Preterition consists in the omission in the testator's will of the forced heirs or anyone of them either because they are not mentioned
therein, or, though mentioned, they are neither instituted as heirs nor are expressly disinherited.

Insofar as the widow is concerned, Article 854 of the Civil Code may not apply as she does not ascend or descend from the testator,
although she is a compulsory heir. Stated otherwise, even if the surviving spouse is a compulsory heir, there is no preterition even if
she is omitted from the inheritance, for she is not in the direct line. (Art. 854, Civil code) however, the same thing cannot be said of
the other respondent Virginia A. Fernandez, whose legal adoption by the testator has not been questioned by petitioner.

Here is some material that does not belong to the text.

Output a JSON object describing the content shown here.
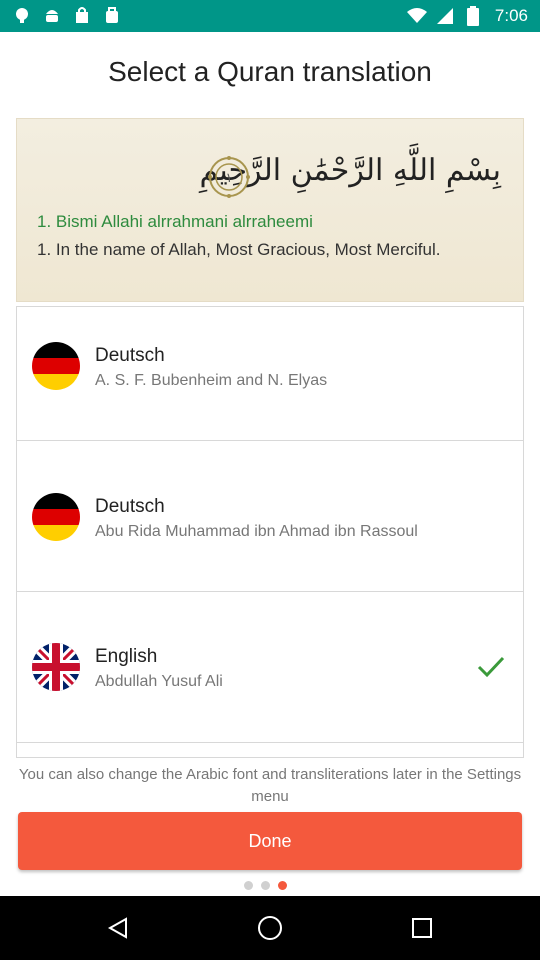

Under Article 39 of P.D. No. 603, known as the Child and Youth Welfare Code, adoption gives to the adopted person the same rights
and duties as if he were a legitimate child of the adopter and makes the adopted person a legal heir of the adopter. It cannot be
denied that she has totally omitted and preterited in the will of the testator and that both adopted child and the widow were deprived
of at least their legitime. Neither can it be denied that they were not expressly disinherited. Hence, this is a clear case of preterition
of the legally adopted child.

Pretention annuls the institution of an heir and annulment throws open to intestate succession the entire inheritance. The only
provisions which do not result in intestacy are the legacies and devises made in the will for they should stand valid and respected,
except insofar as the legitimes are concerned.

The universal institution of petitioner together with his brothers and sisters to the entire inheritance of the testator results in totally
abrogating the will because the nullification of such institution of universal heirs-without any other testamentary disposition in the
will-amounts to a declaration that nothing at all was written.

Carefully worded and in clear terms, Article 854 of the Civil Code offers no leeway for inferential interpretation. No legacies nor
devises having been provided in the will the whole property of the deceased has been left by universal title to petitioner and his
brothers and sisters. The effect of annulling the "Institution of heirs will be, necessarily, the opening of a total intestacy except that
proper legacies and devises must, as already stated above, be respected.